Tech is Africa food woes cure: experts

Dr Ousmane Badiane, the chair of the African Agricultural Technology Foundation (AATF). Photo|File

What you need to know:

As climate change imperils food production, senior officials from the lending agencies and development partners meet in Addis Ababa to end the innovation ‘droughts’ on the African farms.

Arusha. A right mix of technologies and investments can tackle the food crisis in Africa and sustainably accelerate production.

Experts contend that it could be attained by pursuing public-private-partnerships (PPPs) to produce technologies targeting the needs of Africa’s smallholder farmers.

“We need to move decisively to disrupt the status quo that is denying African farmers access to potentially transformative technologies,” said Dr Ousmane Badiane, the chair of the African Agricultural Technology Foundation (AATF).

He spoke in Addis Ababa, Ethiopia yesterday in a meeting convened to take stock of the just-ended global climate change summit in Katowice, Poland.

A report released by COP 24 said stressful climate conditions have reversed progress against hunger and malnutrition in Africa and that it will intensify in the coming years.

AATF hosted the event in Addis Ababa in collaboration with the Ethiopian government, the Islamic Development Bank (IsDB), the African Union Commission and donor countries. The high level group of African agricultural experts is meeting to device ways under which farmer access o innovations in Africa can be accelerated in order to increased food production. They are discussing new options for generating public-private- partnerships (PPPs) that can deliver innovations, like disease and drought resistant crop varieties to the African farmers.

A partnership led by AATF, a Nairobi-based organization, is developing maize varieties that are both drought and pest resistant so that they are accessed to the farmers.

“While these are times of great challeges, they are also filled with promising opportunities for African farmers,” said Dr.

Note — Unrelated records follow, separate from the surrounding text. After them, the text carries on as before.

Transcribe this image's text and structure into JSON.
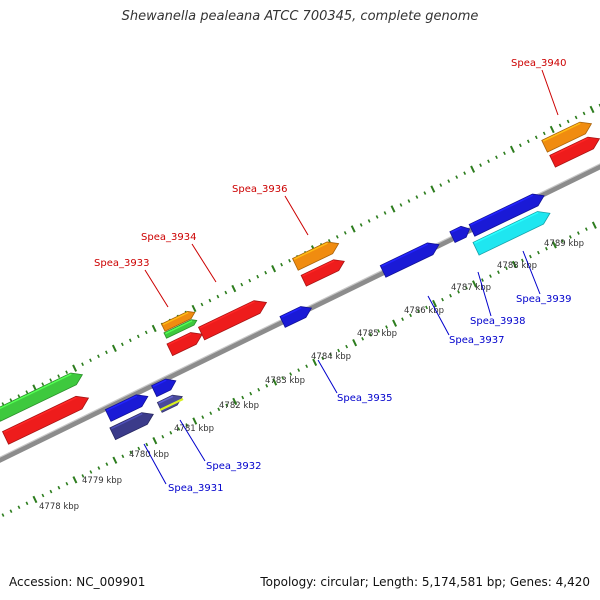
{
  "title": "Shewanella pealeana ATCC 700345, complete genome",
  "footer": {
    "accession": "Accession: NC_009901",
    "summary": "Topology: circular; Length: 5,174,581 bp; Genes: 4,420"
  },
  "colors": {
    "backbone": "#8c8c8c",
    "tick": "#2d7d1e",
    "label_forward": "#cc0000",
    "label_reverse": "#0000cc",
    "scale_text": "#333333"
  },
  "scale_labels": [
    "4778 kbp",
    "4779 kbp",
    "4780 kbp",
    "4781 kbp",
    "4782 kbp",
    "4783 kbp",
    "4784 kbp",
    "4785 kbp",
    "4786 kbp",
    "4787 kbp",
    "4788 kbp",
    "4789 kbp"
  ],
  "gene_labels": [
    {
      "text": "Spea_3933",
      "strand": "forward"
    },
    {
      "text": "Spea_3934",
      "strand": "forward"
    },
    {
      "text": "Spea_3936",
      "strand": "forward"
    },
    {
      "text": "Spea_3940",
      "strand": "forward"
    },
    {
      "text": "Spea_3931",
      "strand": "reverse"
    },
    {
      "text": "Spea_3932",
      "strand": "reverse"
    },
    {
      "text": "Spea_3935",
      "strand": "reverse"
    },
    {
      "text": "Spea_3937",
      "strand": "reverse"
    },
    {
      "text": "Spea_3938",
      "strand": "reverse"
    },
    {
      "text": "Spea_3939",
      "strand": "reverse"
    }
  ],
  "features": [
    {
      "id": "f-left-green",
      "color": "#3ec93e"
    },
    {
      "id": "f-left-red",
      "color": "#ee1c1c"
    },
    {
      "id": "f-3933-orange",
      "color": "#f08c10"
    },
    {
      "id": "f-3933-green",
      "color": "#3ec93e"
    },
    {
      "id": "f-3933-red",
      "color": "#ee1c1c"
    },
    {
      "id": "f-3934-red",
      "color": "#ee1c1c"
    },
    {
      "id": "f-3936-orange",
      "color": "#f08c10"
    },
    {
      "id": "f-3936-red",
      "color": "#ee1c1c"
    },
    {
      "id": "f-3940-orange",
      "color": "#f08c10"
    },
    {
      "id": "f-3940-red",
      "color": "#ee1c1c"
    },
    {
      "id": "f-3931-blue",
      "color": "#1a1ad6"
    },
    {
      "id": "f-3931-navy",
      "color": "#3b3b8a"
    },
    {
      "id": "f-3932-blue",
      "color": "#1a1ad6"
    },
    {
      "id": "f-3932-stack",
      "color": "#4a4a9a"
    },
    {
      "id": "f-3935-blue",
      "color": "#1a1ad6"
    },
    {
      "id": "f-3937-blue",
      "color": "#1a1ad6"
    },
    {
      "id": "f-3938-blue",
      "color": "#1a1ad6"
    },
    {
      "id": "f-3939-blue",
      "color": "#1a1ad6"
    },
    {
      "id": "f-3939-cyan",
      "color": "#1fe6f0"
    }
  ]
}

Denis T. Kyetere, AATF’s executive director, according to a dispatch to The Citizen.

According to the World Bank, with the right mix of technology and investments, Africa’s farmers and agri-businesses could create a trillion dollar food market by 2030.

One such initiative is the AfDB’s Technologies for African Agricultural Transformation (TAAT) that is providing $ 1 billion to make new technologies widely available to African farmers.